Mandan los cardenales
Tanto Bertone como Monteiro de Castro «siguen ocupándose de los asuntos ordinarios, sometiendo al Colegio de los Cardenales todo lo que debiera ser referido al Sumo Pontífice», según el artículo 6 de la Constitución Pastor Bonus. Así, mientras esté vacante la sede apostólica, el gobierno de la Iglesia quedará confiado al Colegio de los Cardenales «sólo para el despacho de asuntos ordinarios o inaplazables» y «para la preparación de todo lo necesario para la elección del nuevo Pontífice», estipula el artículo 2 de la Constitución Domini Gregis. «El gobierno vaticano lo lleva el Colegio Cardenalicio, que se reúne en las Congregaciones Generales de forma diaria hasta que se ponga en marcha el cónclave para elegir al nuevo Papa», apunta Otaduy. Así, el camarlengo Bertone se limitaría a presidir las reuniones plenarias de los cardenales, liderados por Angelo Sodano. Con todo, su primera decisión es especialmente trascendente: la elección de fecha para la reunión del cónclave. La primera congregación se celebrará el próximo lunes 4 de marzo, según anunció ayer el cardenal de Nápoles (Italia), Crescenzio Sepe. Es probable que, tal vez, ya ese día se anuncie la fecha del cónclave.
Una pequeña «cúpula»
Pero, junto a la Congregación General, también hay una Congregación Particular, formada por el camarlengo, el vicecamarlengo y tres cardenales asistentes, que debe «cuidar y administrar los bienes y los derechos temporales de la Santa Sede». «Esta congregación despachará cuestiones más inmediatas y menores», dice Otaduy. Hay que señalar que, tradicionalmente, una de las labores más conocidas realizadas por el camarlengo era la de verificar la defunción del Papa a través de los tradicionales golpes de martillo, así como sellar el estudio y la habitación personal del fallecido.
¿Y durante el cónclave?
A esta extraordinaria situación se suma una dificultad más. Hasta ahora, hemos repasado quién gobierna la Iglesia durante el período vacante. Pero, ¿qué ocurre durante el cónclave que tiene la misión de elegir al sucesor de Benedicto XVI? No en vano, ésta es su misión exclusiva durante el periodo que separa el «extra omnes» del «habemus papam». Y tanto Bertone como Sodano estarán ausentes para otros asuntos.
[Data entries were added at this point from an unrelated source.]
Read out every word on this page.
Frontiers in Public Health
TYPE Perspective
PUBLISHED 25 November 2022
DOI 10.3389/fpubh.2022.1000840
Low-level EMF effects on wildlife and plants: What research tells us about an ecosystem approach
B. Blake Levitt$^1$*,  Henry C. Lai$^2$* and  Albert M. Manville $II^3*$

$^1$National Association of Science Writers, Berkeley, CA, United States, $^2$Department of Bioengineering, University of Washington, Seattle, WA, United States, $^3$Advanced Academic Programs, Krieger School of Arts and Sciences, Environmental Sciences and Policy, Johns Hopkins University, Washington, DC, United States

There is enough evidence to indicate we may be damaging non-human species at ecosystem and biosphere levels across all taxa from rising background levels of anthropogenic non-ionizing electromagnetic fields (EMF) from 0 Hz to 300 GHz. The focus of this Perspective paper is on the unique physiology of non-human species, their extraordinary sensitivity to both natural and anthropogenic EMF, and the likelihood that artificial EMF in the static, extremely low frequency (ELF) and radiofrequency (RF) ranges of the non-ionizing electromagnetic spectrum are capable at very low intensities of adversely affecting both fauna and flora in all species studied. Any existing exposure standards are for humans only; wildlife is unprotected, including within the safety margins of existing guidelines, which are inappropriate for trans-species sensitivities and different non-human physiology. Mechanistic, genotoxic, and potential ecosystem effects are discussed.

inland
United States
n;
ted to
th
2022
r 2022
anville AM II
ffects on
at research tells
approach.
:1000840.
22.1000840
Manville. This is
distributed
Por ello, la Domini Gregis explica que la gobernanza vaticana estaría entonces en manos del sustituto de la Secretaría de Estado, monseñor Angelo Becciu; el secretario para las Relaciones con los Estados, monseñor Dominique Mamberti; y los secretarios de los Dicasterios de la Curia romana, que conservan la dirección de sus oficinas «y responden de ello ante el Colegio de los Cardenales».
En caso de crisis...
Las constituciones vaticanas no reflejan en ningún caso un «sustituto» temporal del Santo Padre. Ni siquiera en casos extremos. ¿Y si, por ejemplo, una nunciatura se viera amenazada en un país extranjero? ¿Y si se produjera un conflicto internacional en el que un representante de la Iglesia debe pronunciarse? La excepcionalidad de la situación actual provoca que este tipo de cuestiones estén abiertas. «El camarlengo podría tomar una decisión, pero también están las nunciaturas de cada país. Y sería la Congregación General quien realizaría peticiones formarles o pediría ayuda», señala Otaduy. «El camarlengo tiene cierta capacidad de decisión, pero a la vez está muy atado por la normativa. Por ejemplo, si durante estos días llegara un embajador al Vaticano, no habría ningún equivalente al Santo Padre que pudiera recibirle», opina por su parte Francisco Varo, profesor en la Facultad de Teología de la Universidad de Navarra (UNAV) y capellán mayor.